Un dépôt de pétrocoke (produit pétrolier utilisé pour la combustion dans les cimenteries) crée actuellement une polémique dans la région de Chekka entre les municipalités et la Cimenterie nationale, propriétaire du hangar. Alors que la compagnie est en faveur d’une modification du plan d’urbanisme dans la région afin, dit-elle, de procéder à la couverture totale du hangar (dont la présence sera devenue légale), la municipalité affirme que cette construction doit être déplacée, le classement résidentiel du terrain devant être préservé, afin de protéger les intérêts des habitants du quartier environnant.

Au sud de l’usine, à quelques mètres de nombreuses habitations, se trouve le dépôt de pétrocoke, avec ses stocks de poudre noire à l’air libre. Les habitants du quartier, désireux de rester anonymes, se plaignent de nombreux cas d’allergies et autres maladies respiratoires, de la couche noire qui recouvre leur maison et du bruit assourdissant (provenant de l’usine) durant la journée.
Outre les nuisances dont il est l’origine, ce dépôt est au centre d’une polémique concernant un éventuel changement de zoning. Il se trouve en effet sur un terrain dans une parcelle classée résidentielle, en vertu du décret 72/3362, qui a été modifié dans le cadre d’un projet de décret portant le numéro 96/8010. Ce texte, s’il était adopté, ferait de cette partie de Chekka une région industrielle, permettant par conséquent la présence d’un hangar de cette nature. Le texte a été examiné en Conseil des ministres, mais n’a pas encore été avalisé, en raison des réticences qu’il soulève auprès des autorités locales et des habitants.
Farjallah Kfoury, le président du conseil municipal de Chekka, refuse tout compromis dans cette affaire. « Le dépôt est illégal et doit être déplacé », affirme-t-il. « La municipalité devait faire passer une route sur le terrain où est construit le hangar. Une plainte déposée par la compagnie auprès du Conseil d’État a gelé les travaux. » Selon M. Kfoury, la présence du dépôt constitue un risque pour la population environnante, surtout que « la teneur en soufre du pétrocoke importé ici est très élevée, de l’ordre de 6% ».

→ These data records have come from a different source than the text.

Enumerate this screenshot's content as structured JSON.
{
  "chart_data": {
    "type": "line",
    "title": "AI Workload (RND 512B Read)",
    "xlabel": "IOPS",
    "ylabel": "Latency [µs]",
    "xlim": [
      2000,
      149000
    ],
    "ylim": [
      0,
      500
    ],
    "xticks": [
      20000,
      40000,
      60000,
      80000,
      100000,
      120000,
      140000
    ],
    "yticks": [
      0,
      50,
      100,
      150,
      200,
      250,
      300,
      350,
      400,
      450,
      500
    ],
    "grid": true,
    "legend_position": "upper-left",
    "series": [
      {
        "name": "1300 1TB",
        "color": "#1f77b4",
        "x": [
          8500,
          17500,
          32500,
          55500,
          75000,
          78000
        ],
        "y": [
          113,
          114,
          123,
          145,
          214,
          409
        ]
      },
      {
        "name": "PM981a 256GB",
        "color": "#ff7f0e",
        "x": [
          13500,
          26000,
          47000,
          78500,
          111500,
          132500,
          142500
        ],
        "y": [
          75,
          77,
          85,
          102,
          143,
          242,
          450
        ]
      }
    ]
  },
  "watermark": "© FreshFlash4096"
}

Stuart Elliot, directeur des opérations à la Cimenterie nationale, et Sami Haddad, directeur des ressources humaines et des affaires environnementales, répondent à tous ces points. Selon eux, la compagnie n’a pas pu couvrir ce dépôt de pétrocoke justement parce que le décret faisant de cette zone une aire industrielle n’a pas été adopté. « Si l’on n’avait pas combattu l’adoption de ce décret, nous aurions pu depuis longtemps épargner aux habitants des environs cette nuisance », affirme M. Elliot.
Pourquoi ne pas déplacer le dépôt comme le demande la municipalité ? « Son emplacement est idéal pour le débarquement du pétrocoke », répond-il. Il ajoute que la matière ne dégage pas de soufre quand elle ne brûle pas. « La teneur en soufre est celle autorisée en Europe et aux États-Unis, puisque le pétrocoke provient de là-bas », poursuit M. Elliot. « La marchandise est d’ailleurs accompagnée d’un document qui précise le mode d’emploi, les précautions à prendre... »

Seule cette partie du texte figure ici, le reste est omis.